Desde que, hace años, una tarde de otoño, las vi llegar, no suelen faltar a su cita vespertina, al menos cuando tengo la oportunidad de constatarlo. Siempre las dos en vuelo acompasado, o también, a veces, en incursiones solitarias. Su imagen transmite una sensación de paz y de armonía; es como si el tiempo se ralentizara y se activaran percepciones que estaban dormidas. Es una dicha disfrutar de su compañía, más, si cabe, por ser tan dosificada y comedida. Ellas y sólo ellas son las que controlan el tiempo, las que dominan el espacio, las que marcan el ritmo y modulan la cadencia de las imágenes.

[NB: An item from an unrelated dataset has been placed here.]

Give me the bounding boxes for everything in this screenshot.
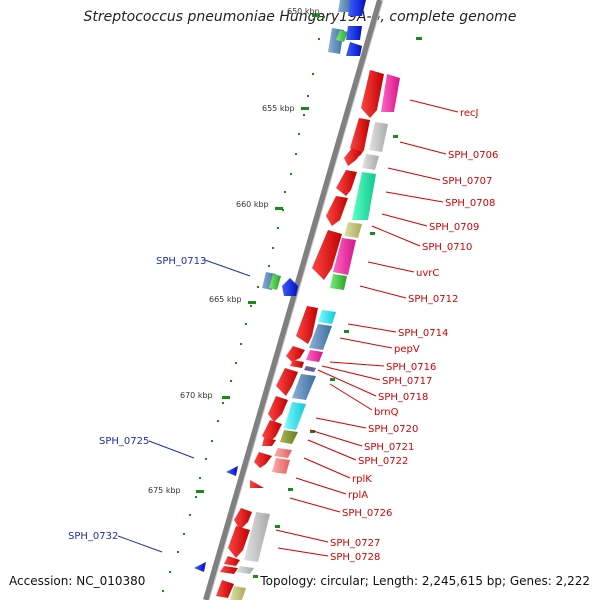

La otra tarde, mientras paseaba, vi
a una de ellas en un sitio inusual. Como un enigmático vigía, custodiaba la
estancia donde, según se cuenta, permanece día y noche un antiguo investigador académico, de edad bastante avanzada, que,
hace años, como una especie de Quijote moderno, quedó trastornado de tanto leer
novelas policíacas. Sólo sale de su guarida para investigar algún misterio. La
última vez que lo vi me dijo que era Kurt Wallander, y me preguntó si había
tenido recientemente noticias de Enid Blyton. Me quedé desconcertado, sin saber
qué responderle, pues no sabía si me hablaba en serio o no. Ante mis dudas, me
exhibió una nota manuscrita en inglés, en la que alguien que firmaba como “E.
B.” decía haber sido objeto de un secuestro, y que su vida corría peligro. Le prometí que estaría atento y
que le comunicaría cualquier indicio que pudiera encontrar. Aproveché para
pedirle que le transmitiera mi gratitud a las tórtolas, que, según me dijo,
acuden cada tarde a su buhardilla, y conversan con él.
Me quedé luego pensando, pues me sonaban de algo los dos nombres que me dio, pero no logro recordar quiénes pueden ser.